21 October 2006

What drives immigration policy?

We happily delegate many decisions to government because politicians and officials are specialists; they have deeper understanding of most of the issues, and we trust them to act on our behalf. Sometimes our trust is misplaced. But even more often, I think, government drifts into policies that have major impacts on citizens' lives, without realising what it is doing. Some of these policies can be self-reinforcing, acquiring an intertia of their own, which makes them very difficult to stop. Much of the western world is, in my view, experiencing this with immigration policy. Immigration has undoubted benefits, but my beef today is about its effects on house prices. I am thinking of New Zealand and the UK, and what I see in those countries is that ordinary working couples who cannot rely on family help are struggling to buy houses. I also think that governments in these countries are now in a position where they feel compelled to keep house prices high, or risk (1) offending middle-class property owners and (2)
a house price crash, leading to a slump in consumption, unemployment and electoral unpopularity. It is in these governments' interest, at least in the short run, to keep immigrants coming to buttress the housing market.

The purpose of this post is merely to point out that this immigration has much wider effects on society than this, and that maintaining house prices is hardly a legitimate policy outcome. Certainly it's on nobody's election manifestoes. Yet it does seem to have become an implicit policy goal; one that's been reached by default, and will be very difficult to reverse, even if some far-sighted politicians see and care about the long-term effects it has on the social fabric of New Zealand or the UK - or the societies that migrants leave behind. Like farm subsidies or a drug habit, policies to support the housing market are far more difficult to end than to start.

More transparency at the outset is essential.

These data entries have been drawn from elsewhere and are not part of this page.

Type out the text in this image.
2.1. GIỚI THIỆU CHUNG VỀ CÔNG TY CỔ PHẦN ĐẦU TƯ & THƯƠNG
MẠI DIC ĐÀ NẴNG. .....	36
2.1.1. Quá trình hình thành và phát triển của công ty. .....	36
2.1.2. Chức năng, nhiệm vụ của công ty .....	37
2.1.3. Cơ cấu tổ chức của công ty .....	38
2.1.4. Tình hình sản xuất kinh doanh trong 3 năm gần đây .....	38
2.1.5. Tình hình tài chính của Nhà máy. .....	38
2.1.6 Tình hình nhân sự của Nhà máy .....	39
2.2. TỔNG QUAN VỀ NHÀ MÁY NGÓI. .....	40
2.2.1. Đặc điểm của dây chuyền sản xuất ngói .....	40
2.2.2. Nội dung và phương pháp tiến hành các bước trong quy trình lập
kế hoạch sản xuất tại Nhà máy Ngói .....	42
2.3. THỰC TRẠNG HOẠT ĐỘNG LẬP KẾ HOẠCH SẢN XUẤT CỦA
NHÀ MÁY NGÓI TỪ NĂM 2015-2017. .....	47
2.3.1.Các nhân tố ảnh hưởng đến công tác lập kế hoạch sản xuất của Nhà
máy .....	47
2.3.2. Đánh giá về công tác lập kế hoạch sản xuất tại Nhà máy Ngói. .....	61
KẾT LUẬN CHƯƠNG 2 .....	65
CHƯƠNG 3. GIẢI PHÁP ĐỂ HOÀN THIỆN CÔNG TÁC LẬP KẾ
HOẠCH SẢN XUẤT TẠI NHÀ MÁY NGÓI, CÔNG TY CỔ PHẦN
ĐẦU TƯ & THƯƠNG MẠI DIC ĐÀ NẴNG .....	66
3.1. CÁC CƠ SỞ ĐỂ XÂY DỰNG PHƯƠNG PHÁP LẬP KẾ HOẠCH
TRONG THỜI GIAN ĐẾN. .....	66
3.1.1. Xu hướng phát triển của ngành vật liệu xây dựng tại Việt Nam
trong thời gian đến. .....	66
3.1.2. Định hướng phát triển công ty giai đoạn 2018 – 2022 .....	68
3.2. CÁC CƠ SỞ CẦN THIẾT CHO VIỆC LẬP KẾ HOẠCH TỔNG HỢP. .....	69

If governments want to subsidise wealthy landowners and agribusiness (as most rich countries do) then they should come out openly and say that that is their policy. And if they see high house prices as an end itself, then they should openly admit it, and we could vote accordingly.

I am not of course objecting to immigration. I am though objecting to policies that have huge effects on people being made by default and without any sort of consultation. A Social Policy Bond regime would from its very outset specify explicit policy goals. People would vote for the outcomes they favoured, not for the least unappealing party leader or phatic statements of intent. Greater informed public participation in the political process would not only be an end in itself: it would be a way of securing more 'buy in' to crucial policies, like immigration policy. Immigrants would felt and actually been more welcome and more willing to integrate if the host population had first been consulted about whether they were to be admitted.